Delphine a grandi à Renens, Vaud et a deux enfants. Elle possède un atelier à Yverdon-les-Bains où elle se rend tous les jours. Elle y donne également des cours de dessin et de peinture aux enfants et aux adultes. Elle a effectué un parcours à l’école des Beaux-Arts de Sion – aujourd’hui l’ECAV – mais également s’est dirigée vers l’architecture d’intérieur afin de jouer la carte de la sécurité malgré le soutien de ses parents, me dit-elle. Cette formation, elle l’a faite à l’Université de Plymouth en Angleterre ; face à la mer car guidée par un ressenti, me confie-t-elle. Elle y est restée pendant quatre ans dont un an où elle y a travaillé. Depuis 2011, elle est à son compte en tant que designeress d’intérieur même si elle continue toujours en parallèle son travail artistique. Depuis début 2016, elle ne prend plus de mandat de design d’intérieur. Elle a maintenant un nouvel objectif, me confie-t-elle, c’est d’arrêter l’enseignement afin de se concentrer sur ses propres projets artistiques.

Depuis onze ans, elle est de retour en Suisse. Elle me dit qu’elle a eu de la peine à sortir de sa bulle, qu’elle était très réservée. Elle essaie tout de même de tisser des liens avec le milieu artistique, de manière générale, même si cela a mis un moment pour se faire. Cela n’est pas évident de se créer une place dans le monde de l’art d’autant plus lorsque nous savons à quel point la visibilité des femmes est un problème dans le monde de l’art. Elle a l’impression qu’il y des codes et elle souhaite aller au-delà de ceux-ci – ce que je soutiens, évidemment.
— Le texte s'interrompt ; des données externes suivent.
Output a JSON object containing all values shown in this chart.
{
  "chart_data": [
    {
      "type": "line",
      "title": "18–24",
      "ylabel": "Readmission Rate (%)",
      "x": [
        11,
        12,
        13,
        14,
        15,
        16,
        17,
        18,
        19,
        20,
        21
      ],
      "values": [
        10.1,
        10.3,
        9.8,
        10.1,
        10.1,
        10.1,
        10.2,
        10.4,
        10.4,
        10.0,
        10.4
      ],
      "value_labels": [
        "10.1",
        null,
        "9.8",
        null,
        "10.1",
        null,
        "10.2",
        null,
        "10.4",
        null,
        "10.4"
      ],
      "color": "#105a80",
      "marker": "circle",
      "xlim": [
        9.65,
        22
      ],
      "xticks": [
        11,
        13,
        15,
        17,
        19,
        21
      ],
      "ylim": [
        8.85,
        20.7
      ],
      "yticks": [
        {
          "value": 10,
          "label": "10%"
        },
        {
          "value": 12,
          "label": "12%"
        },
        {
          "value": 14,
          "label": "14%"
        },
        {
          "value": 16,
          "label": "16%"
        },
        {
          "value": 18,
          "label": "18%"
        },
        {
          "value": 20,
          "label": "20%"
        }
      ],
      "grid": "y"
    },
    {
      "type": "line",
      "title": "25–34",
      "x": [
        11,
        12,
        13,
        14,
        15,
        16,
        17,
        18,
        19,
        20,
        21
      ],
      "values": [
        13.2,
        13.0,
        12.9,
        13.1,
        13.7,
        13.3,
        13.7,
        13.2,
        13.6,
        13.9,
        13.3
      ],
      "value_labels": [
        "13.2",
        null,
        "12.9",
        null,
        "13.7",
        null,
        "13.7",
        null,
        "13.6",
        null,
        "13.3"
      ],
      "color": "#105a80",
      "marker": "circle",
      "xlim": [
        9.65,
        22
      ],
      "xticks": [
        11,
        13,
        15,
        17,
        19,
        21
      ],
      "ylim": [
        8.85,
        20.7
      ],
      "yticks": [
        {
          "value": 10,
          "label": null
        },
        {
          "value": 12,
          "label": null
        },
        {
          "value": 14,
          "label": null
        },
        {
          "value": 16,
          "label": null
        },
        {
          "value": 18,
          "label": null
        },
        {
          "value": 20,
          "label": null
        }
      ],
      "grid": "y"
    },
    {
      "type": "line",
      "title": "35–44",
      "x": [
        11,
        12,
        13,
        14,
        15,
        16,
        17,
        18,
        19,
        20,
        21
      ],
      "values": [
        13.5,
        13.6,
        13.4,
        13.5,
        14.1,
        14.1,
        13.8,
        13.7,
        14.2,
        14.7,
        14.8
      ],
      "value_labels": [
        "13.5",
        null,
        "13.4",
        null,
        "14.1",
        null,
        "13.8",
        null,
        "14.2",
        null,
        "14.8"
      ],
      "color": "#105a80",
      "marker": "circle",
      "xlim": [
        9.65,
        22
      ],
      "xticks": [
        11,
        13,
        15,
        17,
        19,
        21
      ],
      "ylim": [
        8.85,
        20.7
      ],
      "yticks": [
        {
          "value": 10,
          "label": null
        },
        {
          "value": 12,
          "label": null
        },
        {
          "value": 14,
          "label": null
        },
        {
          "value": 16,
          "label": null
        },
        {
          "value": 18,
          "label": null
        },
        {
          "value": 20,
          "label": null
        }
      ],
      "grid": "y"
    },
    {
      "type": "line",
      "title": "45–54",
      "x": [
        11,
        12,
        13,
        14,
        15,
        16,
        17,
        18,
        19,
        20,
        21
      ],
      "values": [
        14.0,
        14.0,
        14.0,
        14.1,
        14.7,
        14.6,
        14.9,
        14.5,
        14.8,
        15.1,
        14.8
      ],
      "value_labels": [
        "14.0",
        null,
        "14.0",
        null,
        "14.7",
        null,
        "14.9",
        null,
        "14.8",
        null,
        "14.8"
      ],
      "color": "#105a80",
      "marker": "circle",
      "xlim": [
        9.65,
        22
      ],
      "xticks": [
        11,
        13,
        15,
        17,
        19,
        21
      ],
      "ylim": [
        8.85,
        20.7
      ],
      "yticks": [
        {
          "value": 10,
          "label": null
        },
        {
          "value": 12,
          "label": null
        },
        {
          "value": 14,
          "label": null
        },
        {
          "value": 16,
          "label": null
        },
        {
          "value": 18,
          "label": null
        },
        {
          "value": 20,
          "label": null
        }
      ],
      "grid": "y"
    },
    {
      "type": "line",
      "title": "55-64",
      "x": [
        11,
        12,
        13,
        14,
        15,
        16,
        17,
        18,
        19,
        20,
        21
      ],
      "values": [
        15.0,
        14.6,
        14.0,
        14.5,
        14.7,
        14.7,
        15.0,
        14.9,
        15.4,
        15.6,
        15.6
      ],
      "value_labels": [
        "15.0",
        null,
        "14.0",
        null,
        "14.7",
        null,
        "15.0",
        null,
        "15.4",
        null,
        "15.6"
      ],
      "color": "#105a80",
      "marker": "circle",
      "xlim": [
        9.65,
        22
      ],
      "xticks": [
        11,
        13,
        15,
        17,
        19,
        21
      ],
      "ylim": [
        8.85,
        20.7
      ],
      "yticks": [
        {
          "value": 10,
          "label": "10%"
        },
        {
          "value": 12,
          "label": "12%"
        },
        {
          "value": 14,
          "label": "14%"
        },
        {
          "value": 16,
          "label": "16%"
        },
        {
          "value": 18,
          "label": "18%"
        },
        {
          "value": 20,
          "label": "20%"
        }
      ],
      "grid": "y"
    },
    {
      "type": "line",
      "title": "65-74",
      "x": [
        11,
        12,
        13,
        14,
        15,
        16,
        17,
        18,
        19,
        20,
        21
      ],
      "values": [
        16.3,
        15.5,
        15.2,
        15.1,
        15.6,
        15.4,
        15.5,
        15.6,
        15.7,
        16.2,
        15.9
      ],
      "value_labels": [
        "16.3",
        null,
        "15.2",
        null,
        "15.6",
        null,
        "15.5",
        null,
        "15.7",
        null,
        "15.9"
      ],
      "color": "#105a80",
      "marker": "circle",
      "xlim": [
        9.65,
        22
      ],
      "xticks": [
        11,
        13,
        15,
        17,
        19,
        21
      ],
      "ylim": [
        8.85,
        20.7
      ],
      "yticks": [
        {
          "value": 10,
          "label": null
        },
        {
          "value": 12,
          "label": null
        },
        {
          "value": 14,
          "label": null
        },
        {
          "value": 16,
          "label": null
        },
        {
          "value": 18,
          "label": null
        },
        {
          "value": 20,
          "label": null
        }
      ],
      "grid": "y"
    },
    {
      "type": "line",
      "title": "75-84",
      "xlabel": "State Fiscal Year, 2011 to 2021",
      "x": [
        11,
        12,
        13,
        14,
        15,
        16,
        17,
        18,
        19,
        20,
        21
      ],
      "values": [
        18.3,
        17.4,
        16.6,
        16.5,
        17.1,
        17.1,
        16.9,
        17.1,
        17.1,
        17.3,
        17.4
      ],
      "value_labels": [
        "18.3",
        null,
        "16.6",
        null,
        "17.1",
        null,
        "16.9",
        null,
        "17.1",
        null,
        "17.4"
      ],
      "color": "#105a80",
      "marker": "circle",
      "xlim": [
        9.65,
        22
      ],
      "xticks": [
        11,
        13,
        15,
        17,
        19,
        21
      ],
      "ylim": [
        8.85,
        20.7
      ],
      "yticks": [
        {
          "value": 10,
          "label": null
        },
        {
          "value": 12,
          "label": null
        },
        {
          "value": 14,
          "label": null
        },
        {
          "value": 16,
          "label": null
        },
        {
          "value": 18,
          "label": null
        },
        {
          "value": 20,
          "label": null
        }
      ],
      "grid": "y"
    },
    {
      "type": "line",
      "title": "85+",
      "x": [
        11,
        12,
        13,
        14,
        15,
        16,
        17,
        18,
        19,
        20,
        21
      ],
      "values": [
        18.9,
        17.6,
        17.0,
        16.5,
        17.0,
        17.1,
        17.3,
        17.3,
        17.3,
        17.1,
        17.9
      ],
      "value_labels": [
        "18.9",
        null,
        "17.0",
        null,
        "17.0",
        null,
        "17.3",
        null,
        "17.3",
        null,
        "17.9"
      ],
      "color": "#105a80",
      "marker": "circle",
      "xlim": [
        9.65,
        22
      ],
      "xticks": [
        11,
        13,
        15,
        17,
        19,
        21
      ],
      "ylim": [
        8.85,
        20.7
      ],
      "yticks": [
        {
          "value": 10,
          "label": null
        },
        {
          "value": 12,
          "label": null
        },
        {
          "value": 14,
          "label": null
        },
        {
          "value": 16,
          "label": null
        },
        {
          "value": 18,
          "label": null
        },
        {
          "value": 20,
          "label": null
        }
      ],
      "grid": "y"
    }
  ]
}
Delphine me confie qu’elle n’a jamais été faite pour évoluer dans le cadre scolaire et elle a découvert tardivement le pourquoi : elle est dyslexique. Cela n’a donc pas aidé dans son évolution scolaire. Elle ajoute qu’avec le temps, elle a découvert que ce diagnostic était une force et que grâce à cela, elle peut aborder les situations de la vie différemment. Mais elle était persuadée d’une chose : l’art. Elle savait qu’elle se dirigerait dans cette voie. Elle a d’abord hésité à se diriger en bijouterie car elle avait la possibilité de le faire, au même titre que les Beaux-Arts, mais elle a préféré ces derniers. Et cela a été la révélation. A seize ans, elle commence le cycle préparatoire qui durera deux ans. Ces dernières ont confirmé ce besoin de création qu’elle possède. Elle choisit l’option peintre car c’est le médium qui l’attirait le plus. Cela a duré cinq ans. Après cela, une année s’est écoulée avant son départ en Angleterre. Là-bas, elle a réalisé deux expositions solos puis, trois collectives, ainsi qu’une autre collective à Paris et enfin, depuis son retour en Suisse, elle a eu l’occasion de faire trois expositions solos à Orbe, Yverdon-les-Bains et Lausanne ; ainsi qu’une dizaine de collectives.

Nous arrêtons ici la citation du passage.